Interest in Gavin Menzies Sites

  One of the special interests that George had was trying to see some of the GPS locations that included sites mentioned in ‘1434’, a book written by Gavin Menzies.  This historical documentary tries to reconstruct the world exploration by fleets of Treasurer Ships from China at the will of two emperors under the direction of Admiral Zheng He.  Menzies, a retired British Submariner Officer, shares his mariner insights along with discoveries of numerous historical charts that were available to the Europeans before they started their explorations and ‘discoveries’.  The book lists sites in New Zealand that were explored and settled at this time.  Several of our car trips on the South Island were to GPS locations where these Chinese historic sites were located.  For example: the Catlins, Shag Point, the Moeraki Boulders, and Banks Peninsula.

Fauna Enriched our Travels

  Our interest in birds motivated several of our stops, walks, and excursions.  We saw the Royal Albatross, largest of albatrosses, on the cape near Dunedin.  The Yellow-eyed Penguin and the Blue Penguin were treasured sightings aided by local guides and federal rangers.  A special trip to Stewart Island gave us close-ups on Bell Birds, Kakas, Fan Tails, Tuis, Wekas, but no Kiwis.  Another trip to an island 30 km north of Auckland entertained us with more of New Zealand’s special birds: Pokekos, Saddle Backs, Robins, Pigeons, and many more.

While in Auckland

  The America’s Cup sailing excursion highlighted our appreciation of New Zealand’s love for sailing.  One afternoon Sue and I boarded a boat that had raced in the mid-1990s.  In 12-19 knot winds the sailboat got up and went!  With 30 customers on board helping to grind the winches and take turns at the helm, we somehow managed not to sink her.  It was truly a rush on a beautiful blue-sky afternoon in the Huraki Gulf.

  Another day found us on a 50+’ hired boat, ‘Pride of Auckland’, that participated in one of the local afternoon beer-can races with some 40 other sailboats.

  One evening we had dinner at the restaurant at the top of the Sky Tower, Auckland’s famous tourist attraction and high point.  What a view on a clear night with city and suburb lights stretching to every horizon.

Pier 21 Marina

  We shifted ‘Julia Max’ to Pier 21 Marina for its location and convenience to the downtown area.  We received much help and encouragement from David and Joanne while we worked out the details to ship ‘Julia Max’ back to the States.  Boat Haulage Ltd.

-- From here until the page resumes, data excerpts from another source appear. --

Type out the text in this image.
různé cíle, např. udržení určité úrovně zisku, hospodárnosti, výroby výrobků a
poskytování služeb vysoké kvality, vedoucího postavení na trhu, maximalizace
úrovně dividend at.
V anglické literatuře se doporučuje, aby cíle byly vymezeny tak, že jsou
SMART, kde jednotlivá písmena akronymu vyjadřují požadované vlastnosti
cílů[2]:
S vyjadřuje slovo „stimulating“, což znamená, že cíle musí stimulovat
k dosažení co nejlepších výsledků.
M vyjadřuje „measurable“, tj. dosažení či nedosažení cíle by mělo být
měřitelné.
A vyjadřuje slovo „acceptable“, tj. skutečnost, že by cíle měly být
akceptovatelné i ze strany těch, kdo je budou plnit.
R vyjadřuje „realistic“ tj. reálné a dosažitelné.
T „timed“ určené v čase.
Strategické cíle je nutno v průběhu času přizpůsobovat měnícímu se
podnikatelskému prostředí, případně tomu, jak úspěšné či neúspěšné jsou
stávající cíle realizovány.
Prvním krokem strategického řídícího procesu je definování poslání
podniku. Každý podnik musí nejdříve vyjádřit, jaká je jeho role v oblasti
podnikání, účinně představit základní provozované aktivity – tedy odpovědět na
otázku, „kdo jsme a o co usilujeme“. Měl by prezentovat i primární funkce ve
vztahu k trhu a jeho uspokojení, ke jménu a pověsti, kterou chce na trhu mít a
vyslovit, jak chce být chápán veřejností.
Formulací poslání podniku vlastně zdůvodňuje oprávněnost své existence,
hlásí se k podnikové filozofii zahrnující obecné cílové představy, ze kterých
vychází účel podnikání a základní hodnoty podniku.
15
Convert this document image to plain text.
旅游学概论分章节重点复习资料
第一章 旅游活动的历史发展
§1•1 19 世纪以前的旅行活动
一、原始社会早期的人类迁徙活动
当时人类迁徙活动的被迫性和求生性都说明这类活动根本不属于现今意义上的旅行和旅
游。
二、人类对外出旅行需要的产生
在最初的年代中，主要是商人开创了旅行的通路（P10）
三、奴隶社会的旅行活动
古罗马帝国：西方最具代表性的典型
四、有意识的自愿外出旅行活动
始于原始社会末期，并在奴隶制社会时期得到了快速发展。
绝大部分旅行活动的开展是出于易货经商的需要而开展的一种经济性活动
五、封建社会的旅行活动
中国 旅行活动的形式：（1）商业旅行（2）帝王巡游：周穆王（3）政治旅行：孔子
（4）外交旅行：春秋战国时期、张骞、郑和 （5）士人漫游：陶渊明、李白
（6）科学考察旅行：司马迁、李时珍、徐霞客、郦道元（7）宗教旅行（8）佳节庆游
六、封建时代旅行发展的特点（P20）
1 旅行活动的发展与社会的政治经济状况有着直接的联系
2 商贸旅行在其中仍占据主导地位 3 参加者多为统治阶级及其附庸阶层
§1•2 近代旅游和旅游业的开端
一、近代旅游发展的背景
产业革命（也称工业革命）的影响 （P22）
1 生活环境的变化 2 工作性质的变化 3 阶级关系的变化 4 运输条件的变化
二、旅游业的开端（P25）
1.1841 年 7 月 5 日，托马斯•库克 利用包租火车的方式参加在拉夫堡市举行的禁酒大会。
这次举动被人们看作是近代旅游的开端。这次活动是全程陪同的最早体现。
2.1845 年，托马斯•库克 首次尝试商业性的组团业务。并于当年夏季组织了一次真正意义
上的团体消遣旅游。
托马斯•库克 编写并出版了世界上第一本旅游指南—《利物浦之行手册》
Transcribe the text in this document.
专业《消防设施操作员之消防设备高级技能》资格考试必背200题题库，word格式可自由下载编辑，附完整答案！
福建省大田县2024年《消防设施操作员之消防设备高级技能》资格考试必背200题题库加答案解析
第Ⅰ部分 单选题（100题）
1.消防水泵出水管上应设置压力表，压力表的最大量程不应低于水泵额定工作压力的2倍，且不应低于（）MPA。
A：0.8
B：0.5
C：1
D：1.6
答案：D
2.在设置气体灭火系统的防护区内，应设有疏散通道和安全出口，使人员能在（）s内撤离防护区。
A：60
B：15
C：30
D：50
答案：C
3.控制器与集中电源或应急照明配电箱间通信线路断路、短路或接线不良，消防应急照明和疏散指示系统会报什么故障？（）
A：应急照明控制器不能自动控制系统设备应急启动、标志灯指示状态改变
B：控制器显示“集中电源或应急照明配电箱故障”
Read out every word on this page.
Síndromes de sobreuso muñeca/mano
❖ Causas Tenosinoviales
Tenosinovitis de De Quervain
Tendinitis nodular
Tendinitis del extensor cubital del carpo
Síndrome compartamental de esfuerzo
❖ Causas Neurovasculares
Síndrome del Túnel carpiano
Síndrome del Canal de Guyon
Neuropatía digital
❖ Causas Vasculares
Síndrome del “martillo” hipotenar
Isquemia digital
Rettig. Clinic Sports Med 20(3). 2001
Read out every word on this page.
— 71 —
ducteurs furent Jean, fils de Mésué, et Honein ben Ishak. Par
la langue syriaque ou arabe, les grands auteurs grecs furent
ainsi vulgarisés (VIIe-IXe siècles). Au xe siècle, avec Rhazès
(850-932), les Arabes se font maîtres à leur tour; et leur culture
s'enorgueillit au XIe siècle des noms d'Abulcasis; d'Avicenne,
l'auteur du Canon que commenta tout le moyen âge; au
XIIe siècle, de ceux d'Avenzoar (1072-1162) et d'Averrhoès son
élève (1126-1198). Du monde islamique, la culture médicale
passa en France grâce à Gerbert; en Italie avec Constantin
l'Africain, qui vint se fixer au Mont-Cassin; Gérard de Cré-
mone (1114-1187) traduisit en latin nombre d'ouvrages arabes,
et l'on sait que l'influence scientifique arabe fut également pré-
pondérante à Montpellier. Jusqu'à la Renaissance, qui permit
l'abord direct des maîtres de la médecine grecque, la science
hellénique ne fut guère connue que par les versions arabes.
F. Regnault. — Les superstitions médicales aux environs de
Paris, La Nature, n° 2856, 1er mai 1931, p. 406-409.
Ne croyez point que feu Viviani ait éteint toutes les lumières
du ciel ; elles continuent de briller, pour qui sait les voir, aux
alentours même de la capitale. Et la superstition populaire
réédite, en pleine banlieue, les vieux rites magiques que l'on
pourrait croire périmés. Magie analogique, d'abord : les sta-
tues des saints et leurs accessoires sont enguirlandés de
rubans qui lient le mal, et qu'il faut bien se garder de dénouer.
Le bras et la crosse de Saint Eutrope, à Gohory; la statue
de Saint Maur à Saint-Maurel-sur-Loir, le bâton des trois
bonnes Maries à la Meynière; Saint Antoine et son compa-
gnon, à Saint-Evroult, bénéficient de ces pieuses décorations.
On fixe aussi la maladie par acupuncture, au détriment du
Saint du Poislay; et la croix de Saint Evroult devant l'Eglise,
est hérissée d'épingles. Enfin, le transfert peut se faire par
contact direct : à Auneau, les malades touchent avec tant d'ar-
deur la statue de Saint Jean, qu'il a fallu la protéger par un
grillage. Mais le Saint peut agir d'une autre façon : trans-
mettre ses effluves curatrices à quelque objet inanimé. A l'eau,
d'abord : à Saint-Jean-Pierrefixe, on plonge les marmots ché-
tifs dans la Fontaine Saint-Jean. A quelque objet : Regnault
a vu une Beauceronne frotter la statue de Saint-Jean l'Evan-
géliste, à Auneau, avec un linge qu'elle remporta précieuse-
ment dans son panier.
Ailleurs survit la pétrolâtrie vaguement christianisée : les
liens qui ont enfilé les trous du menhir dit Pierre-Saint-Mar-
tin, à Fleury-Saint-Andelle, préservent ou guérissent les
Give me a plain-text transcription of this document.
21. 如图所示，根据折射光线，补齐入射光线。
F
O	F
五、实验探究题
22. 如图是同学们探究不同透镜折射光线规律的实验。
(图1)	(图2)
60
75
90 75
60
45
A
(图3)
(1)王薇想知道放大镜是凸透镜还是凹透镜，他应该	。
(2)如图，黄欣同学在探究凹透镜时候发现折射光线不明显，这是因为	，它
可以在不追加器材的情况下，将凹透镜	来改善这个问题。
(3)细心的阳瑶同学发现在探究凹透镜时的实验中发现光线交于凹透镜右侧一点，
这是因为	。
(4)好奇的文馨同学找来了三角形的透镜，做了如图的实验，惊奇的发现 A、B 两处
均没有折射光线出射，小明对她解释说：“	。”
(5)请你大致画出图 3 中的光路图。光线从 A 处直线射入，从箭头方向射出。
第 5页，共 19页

Arranged for the shipment of ‘Julia Max’ on a cargo ship named ‘Positive Passion’.  And once placed on a special steel cradle on a Mafi roll-on-roll-off trailer, and embarked on the ship, she was three weeks to the day arriving in Gray’s Harbor, Washington State.

  So we said good-bye to our friends in New Zealand,  and headed back to the States to receive 'Julia Max', and to rejoin our extended family of parents and grand-children.